Wednesday, 14 August 2013

Does NAT-ing rewrite the source IP in packets?

Does NAT-ing rewrite the source IP in packets?

I'm trying to set up port forwarding so that a specific IP (e.g
1.2.3.4/32) can SSH via a bastion (e.g 5.5.5.5:2222) to an app server
(10.3.3.3:22). The bastion and app server are running in a VPC in Amazon
with only the bastion exposed to the Internet.
I'm using the following rule on the bastion (I've left out the source IP
until I get it working):
iptables -t nat -A PREROUTING -p tcp -i eth0 --dport 2222 -j DNAT --to
10.3.3.3:22
but when I try to connect, I get no response.
Running tcpdump on the bastion shows that traffic is getting through, so I
assume I'm hitting the app server's VPC security groups and not getting as
far as port 22 on it.

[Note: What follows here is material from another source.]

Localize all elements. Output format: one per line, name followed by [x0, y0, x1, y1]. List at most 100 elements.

I think this is happening because while the the
bastion has permission to access port 22 on the app server, IP 1.2.3.4
doesn't.
So, my question is: Does NAT-ing the way I've set it up automatically
change the source IP of packets so they appear to come from the bastion,
or will they contain the original source IP, in this case 1.2.3.4?
If packets do contain 1.2.3.4 as the source IP after forwarding them, how
can I change the source address to be the bastion's?